New Year’s Resolutions
So we are now in 2019. The New Year is generally a reflective time and also a time when lots of people start making resolutions. Here at Mindful Therapies we decided to do something different – we practised gratitude.
All around us we are bombarded with messages telling us to make changes for the New Year. We are told to join Dry January and Veganuary. We are told to kick-start our new diet and exercise regimes. All of this is often based on a belief that in some way we are not good enough just as we are. Most of us then end of breaking our resolutions by the middle of January. So, we start the year with self recrimination and a sense of failure.
Gratitude versus resolutions
Instead of making resolutions, this New Year we have focused on gratitude.
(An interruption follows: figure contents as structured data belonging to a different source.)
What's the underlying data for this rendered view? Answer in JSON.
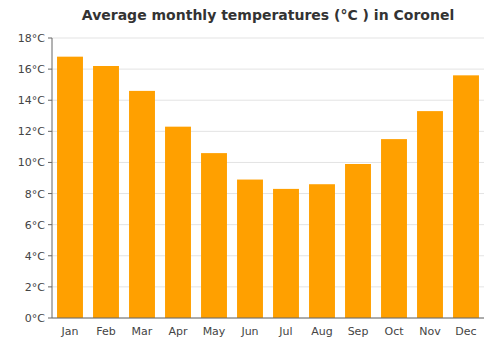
{
  "chart_data": {
    "type": "bar",
    "title": "Average monthly temperatures (°C ) in Coronel",
    "categories": [
      "Jan",
      "Feb",
      "Mar",
      "Apr",
      "May",
      "Jun",
      "Jul",
      "Aug",
      "Sep",
      "Oct",
      "Nov",
      "Dec"
    ],
    "values": [
      16.8,
      16.2,
      14.6,
      12.3,
      10.6,
      8.9,
      8.3,
      8.6,
      9.9,
      11.5,
      13.3,
      15.6
    ],
    "color": "#FFA000",
    "ylim": [
      0,
      18
    ],
    "yticks": [
      {
        "value": 0,
        "label": "0°C"
      },
      {
        "value": 2,
        "label": "2°C"
      },
      {
        "value": 4,
        "label": "4°C"
      },
      {
        "value": 6,
        "label": "6°C"
      },
      {
        "value": 8,
        "label": "8°C"
      },
      {
        "value": 10,
        "label": "10°C"
      },
      {
        "value": 12,
        "label": "12°C"
      },
      {
        "value": 14,
        "label": "14°C"
      },
      {
        "value": 16,
        "label": "16°C"
      },
      {
        "value": 18,
        "label": "18°C"
      }
    ],
    "grid": true
  }
}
We will all have something to be grateful for when we reflect on 2018. And it is easy to overlook the positives of the year that’s been if we are too busy looking forward and deciding how things should be different in 2019. Of course 2018 may have been a difficult year for some but I hope it doesn’t sound too trite to say no matter how difficult the year may have been, there is always something to appreciate.
2018 started off quite challenging for me, with the difficult decision to end my marriage. However, I am incredibly grateful for the support I have received from family, friends and colleagues. I am grateful for the opportunity to be more authentic and honest with myself about what I want and what will make me happy. This has not always been easy.
Gratitude for 2018
Throughout 2018, Mindful Therapies has been settling into our new home in Newcastle City Centre. We have welcomed Happy Yoga and the centre is increasingly feeling like a mindfulness hub with a real sense of community. We are regularly being told that people who come to the centre feel safe and connected and I really appreciate and value the space that we have created.
Planting the seeds of gratitude for 2019
On New Year’s Eve 2018, Mindful Therapies ran a gratitude workshop in which we made gratitude jars. This is a really simple idea that I would really recommend. Simply decorate an old jar, such as a coffee jar, so that it looks beautiful. Then at the end of each day write down something that you are grateful for on a little piece of paper and place the paper in the jar. By next New Year you should have 365 little pieces of gratitude to read through and celebrate the year that’s gone by.
New Year’s resolutions are not bad in themselves. There’s nothing wrong with making positive changes. But let’s do it from a place of self kindness, self acceptance and self compassion. Let’s see positive changes as an act of self kindness rather than another stick to beat ourselves with. And maybe we will be more likely to stick to them!’